É que a “decolagem da economia grega” que parece estar buscando o arco anglo-saxão (casa matriz do neoliberalismo), é na realidade uma decolagem dos lucros capitalistas. Esta decolagem se basearia logicamente em custos trabalhistas rebaixados em 16% e muito mais que isso porque seu preço de mercado está sujeito a um exército de desempregados equivalente a 26% da população grega. Além disso os capitais externos poderão aproveitar as privatizações em uma Grécia totalmente desvalorizada. Um negócio redondo. Aí sim, a chave é aproveitar os ganhos de “competitividade” obtidos que não se conseguem tão facilmente. Vale mencionar também que o The Economist considera que se tem que tratar a Grécia como um país africano em bancarrota.
Syriza
A partir de sua aliança com o partido nacionalista da direita xenófoba, Gregos Independentes, e a nomeação do principal dirigente deste partido no Ministério de Defesa, o Syriza enviou múltiplas mensagens. Entre as quais, para implementar um programa cada vez mais mergulhado em desvalorização progressiva, não tem intenção – reafirmando algo que já estava bastante claro – de apoiar-se na mobilização do movimento operário e de massas. A segunda é um limite ã sua obediência ã União Europeia. O primeiro aspecto fortalece as ilusões da frente anglo-saxã de fazer do Syriza um instrumento seu, buscando transformar a Grécia em um exemplo da possível recomposição da convivência entre a “democracia” e os “mercados”.
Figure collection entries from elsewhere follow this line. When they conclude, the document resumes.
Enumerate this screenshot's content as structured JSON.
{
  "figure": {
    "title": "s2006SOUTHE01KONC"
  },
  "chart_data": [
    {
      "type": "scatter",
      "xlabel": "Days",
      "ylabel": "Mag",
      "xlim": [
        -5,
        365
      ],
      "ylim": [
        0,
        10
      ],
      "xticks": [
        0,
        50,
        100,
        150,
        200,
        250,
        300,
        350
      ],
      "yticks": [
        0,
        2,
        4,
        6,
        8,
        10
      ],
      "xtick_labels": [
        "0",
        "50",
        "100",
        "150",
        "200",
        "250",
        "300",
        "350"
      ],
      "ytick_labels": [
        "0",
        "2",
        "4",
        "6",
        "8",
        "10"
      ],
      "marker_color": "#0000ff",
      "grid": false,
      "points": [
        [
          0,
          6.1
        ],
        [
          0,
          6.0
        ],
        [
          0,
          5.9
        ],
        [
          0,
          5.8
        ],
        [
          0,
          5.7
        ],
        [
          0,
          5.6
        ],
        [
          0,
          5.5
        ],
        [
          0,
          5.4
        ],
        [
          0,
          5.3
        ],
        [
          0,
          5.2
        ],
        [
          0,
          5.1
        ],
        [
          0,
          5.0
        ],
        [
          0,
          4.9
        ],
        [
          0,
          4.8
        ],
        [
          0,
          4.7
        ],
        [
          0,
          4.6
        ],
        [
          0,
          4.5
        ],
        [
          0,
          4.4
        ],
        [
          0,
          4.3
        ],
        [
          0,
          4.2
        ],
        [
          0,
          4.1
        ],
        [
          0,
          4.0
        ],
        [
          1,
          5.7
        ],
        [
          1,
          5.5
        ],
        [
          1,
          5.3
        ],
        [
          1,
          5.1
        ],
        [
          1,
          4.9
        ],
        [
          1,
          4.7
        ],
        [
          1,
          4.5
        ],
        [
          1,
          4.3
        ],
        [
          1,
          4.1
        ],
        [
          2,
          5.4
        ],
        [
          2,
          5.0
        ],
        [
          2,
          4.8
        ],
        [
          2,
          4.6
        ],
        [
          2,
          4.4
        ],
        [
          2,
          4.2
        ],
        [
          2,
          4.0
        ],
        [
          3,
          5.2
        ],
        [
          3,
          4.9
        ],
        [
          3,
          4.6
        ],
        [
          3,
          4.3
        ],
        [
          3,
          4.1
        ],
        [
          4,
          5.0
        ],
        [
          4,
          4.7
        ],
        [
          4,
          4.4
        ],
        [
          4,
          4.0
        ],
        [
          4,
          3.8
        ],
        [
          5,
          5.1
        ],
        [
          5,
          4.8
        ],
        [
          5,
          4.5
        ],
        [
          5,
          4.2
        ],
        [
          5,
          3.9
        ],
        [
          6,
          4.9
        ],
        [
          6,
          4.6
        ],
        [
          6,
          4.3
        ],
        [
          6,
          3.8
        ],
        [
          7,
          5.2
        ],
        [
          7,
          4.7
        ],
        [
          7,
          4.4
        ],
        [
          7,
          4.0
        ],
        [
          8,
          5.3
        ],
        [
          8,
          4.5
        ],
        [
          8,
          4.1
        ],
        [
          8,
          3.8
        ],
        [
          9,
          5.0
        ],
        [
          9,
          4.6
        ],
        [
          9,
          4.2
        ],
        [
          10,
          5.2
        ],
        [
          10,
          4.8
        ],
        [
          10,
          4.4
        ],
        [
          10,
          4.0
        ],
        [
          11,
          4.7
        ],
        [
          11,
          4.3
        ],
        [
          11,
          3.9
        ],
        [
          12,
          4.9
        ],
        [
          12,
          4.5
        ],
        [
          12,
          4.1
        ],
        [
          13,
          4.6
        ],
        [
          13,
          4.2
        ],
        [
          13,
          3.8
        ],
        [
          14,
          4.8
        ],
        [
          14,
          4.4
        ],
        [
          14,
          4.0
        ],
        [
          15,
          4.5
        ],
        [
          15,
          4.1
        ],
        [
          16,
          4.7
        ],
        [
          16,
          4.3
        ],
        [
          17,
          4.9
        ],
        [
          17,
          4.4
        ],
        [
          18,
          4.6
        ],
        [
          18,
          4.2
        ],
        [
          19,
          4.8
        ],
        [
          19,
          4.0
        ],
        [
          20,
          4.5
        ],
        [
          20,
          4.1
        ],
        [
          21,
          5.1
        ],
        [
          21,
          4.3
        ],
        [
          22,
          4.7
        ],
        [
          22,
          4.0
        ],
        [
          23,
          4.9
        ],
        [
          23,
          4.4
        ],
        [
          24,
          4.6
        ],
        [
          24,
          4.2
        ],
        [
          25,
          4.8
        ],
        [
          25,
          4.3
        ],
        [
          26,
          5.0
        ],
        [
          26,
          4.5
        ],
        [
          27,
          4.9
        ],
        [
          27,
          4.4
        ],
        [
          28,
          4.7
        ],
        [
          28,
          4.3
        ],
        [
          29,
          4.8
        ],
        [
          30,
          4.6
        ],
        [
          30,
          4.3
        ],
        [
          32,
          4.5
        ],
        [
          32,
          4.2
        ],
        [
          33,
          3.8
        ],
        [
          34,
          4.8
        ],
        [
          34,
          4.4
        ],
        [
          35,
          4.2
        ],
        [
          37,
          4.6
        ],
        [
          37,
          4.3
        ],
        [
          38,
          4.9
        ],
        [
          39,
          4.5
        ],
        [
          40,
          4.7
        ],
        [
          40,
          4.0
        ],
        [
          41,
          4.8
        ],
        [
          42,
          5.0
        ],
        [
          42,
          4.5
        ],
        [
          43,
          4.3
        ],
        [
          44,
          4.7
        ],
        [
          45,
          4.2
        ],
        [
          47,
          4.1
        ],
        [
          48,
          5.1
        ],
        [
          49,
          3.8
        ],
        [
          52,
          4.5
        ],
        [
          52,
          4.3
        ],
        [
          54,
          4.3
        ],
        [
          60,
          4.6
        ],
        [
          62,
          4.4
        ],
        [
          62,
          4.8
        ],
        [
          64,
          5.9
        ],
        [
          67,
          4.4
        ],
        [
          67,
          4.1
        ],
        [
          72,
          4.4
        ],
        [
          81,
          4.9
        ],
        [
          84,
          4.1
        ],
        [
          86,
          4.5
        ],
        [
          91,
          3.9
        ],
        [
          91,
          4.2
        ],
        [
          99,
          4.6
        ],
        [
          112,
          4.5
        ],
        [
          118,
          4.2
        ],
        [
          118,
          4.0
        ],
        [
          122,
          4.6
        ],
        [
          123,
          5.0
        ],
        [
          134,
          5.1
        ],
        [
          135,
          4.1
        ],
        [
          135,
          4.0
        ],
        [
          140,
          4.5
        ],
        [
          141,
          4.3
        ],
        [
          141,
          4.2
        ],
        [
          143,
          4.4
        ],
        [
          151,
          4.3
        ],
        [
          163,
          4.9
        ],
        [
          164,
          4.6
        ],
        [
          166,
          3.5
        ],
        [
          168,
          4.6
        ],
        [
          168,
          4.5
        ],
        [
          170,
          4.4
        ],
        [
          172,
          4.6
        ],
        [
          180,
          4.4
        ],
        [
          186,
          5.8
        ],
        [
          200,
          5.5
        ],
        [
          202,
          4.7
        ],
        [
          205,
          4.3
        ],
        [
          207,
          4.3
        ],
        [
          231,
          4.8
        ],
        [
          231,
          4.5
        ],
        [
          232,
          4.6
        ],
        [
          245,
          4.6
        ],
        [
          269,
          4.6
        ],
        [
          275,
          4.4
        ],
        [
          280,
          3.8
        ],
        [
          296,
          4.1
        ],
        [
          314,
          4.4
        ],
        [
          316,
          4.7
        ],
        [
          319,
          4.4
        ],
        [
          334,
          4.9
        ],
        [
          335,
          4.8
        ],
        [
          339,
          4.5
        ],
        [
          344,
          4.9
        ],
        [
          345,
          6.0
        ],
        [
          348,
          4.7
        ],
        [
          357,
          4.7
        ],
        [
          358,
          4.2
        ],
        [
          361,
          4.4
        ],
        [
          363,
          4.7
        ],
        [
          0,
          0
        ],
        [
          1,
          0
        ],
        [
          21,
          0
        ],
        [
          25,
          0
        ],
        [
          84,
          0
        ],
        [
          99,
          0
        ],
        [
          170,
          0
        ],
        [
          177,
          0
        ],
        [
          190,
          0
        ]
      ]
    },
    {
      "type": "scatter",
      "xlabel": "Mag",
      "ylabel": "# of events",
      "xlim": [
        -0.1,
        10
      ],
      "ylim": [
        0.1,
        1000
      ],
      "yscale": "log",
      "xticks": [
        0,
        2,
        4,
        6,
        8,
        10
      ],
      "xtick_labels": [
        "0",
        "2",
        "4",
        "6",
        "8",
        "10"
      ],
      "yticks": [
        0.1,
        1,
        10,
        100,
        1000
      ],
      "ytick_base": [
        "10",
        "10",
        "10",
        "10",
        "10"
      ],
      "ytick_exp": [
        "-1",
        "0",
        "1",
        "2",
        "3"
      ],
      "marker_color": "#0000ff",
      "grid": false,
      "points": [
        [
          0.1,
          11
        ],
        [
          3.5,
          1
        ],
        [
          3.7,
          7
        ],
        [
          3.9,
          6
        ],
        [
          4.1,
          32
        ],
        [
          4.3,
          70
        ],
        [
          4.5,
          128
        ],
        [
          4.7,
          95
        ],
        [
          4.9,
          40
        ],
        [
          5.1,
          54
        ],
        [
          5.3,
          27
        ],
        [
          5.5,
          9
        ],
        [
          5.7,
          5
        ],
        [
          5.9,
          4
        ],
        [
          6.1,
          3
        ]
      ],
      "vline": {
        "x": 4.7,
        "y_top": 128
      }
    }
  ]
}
O segundo aspecto que abre a incógnita de um eventual giro da Grécia em direção ã Rússia e até onde poderia chegar, por agora é só isso, uma incógnita. O que é certo é que os Estados Unidos e a Grã-Bretanha a estão utilizando como outro instrumento de pressão sobre a Alemanha, cuja aliança com a Rússia ficou fortemente golpeada a partir da anexação da Crimeia e a continuidade do conflito sobre o futuro da Ucrânia. Nada está dito ainda. A utilização da Grécia como cenário para medir relações de força interimperialistas, poderia inclusive colocar mais lenha na fogueira de uma situação crítica. As forças dos trabalhadores e dos setores pobres e oprimidos da Grécia estão íntegras. No próximo período farão sua experiência com este novo governo como parte de um processo que recém começa.